La convocatoria se esfumó de la consideración pública con premura y desinterés, lejos del objetivo de instalar una urgencia, al tiempo que iluminó la progresiva anemia K para las movilizaciones, alguna vez desbordantes de mística y contagiosas consignas. El único orador fue el juez Juan Ramos Padilla, quien carente de cualquier representatividad, se atrevió a tortuosas definiciones.

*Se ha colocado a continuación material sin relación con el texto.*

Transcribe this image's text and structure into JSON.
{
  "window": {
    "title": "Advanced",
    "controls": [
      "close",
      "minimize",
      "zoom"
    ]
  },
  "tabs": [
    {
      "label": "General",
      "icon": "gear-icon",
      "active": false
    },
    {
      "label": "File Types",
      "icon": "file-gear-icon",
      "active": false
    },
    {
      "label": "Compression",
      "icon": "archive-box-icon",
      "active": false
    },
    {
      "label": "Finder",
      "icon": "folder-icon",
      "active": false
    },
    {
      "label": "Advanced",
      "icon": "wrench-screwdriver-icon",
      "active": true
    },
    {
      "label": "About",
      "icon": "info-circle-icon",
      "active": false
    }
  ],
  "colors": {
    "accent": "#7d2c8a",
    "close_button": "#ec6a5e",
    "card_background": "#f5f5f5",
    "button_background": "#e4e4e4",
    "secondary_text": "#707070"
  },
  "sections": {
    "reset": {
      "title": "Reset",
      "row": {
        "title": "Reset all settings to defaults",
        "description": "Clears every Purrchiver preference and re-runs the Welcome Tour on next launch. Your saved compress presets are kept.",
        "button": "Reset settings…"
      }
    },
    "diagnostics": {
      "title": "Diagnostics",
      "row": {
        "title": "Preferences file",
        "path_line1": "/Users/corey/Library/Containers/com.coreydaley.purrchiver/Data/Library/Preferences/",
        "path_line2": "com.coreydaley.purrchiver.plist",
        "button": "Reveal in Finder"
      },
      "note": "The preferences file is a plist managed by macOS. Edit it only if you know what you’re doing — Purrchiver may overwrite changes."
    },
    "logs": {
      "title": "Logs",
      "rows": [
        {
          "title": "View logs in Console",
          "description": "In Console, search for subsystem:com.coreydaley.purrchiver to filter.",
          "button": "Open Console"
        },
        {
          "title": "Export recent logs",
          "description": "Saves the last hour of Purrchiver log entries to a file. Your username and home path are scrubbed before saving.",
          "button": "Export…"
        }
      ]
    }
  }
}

Como, por ejemplo: “Esta Corte se tiene que ir porque ha demostrado estar inscripta en una Operación Continental de utilización del poder judicial para los fines de dominación colonial que ni se ha preocupado en ocultar”. Por suerte para los dispersos concurrentes, los problemas de sonido impidieron escuchar más allá de las cercanías del palco. A propósito, la interferencia en el audio en la Plaza Lavalle entrega una metáfora apropiada para el presente del kirchnerismo.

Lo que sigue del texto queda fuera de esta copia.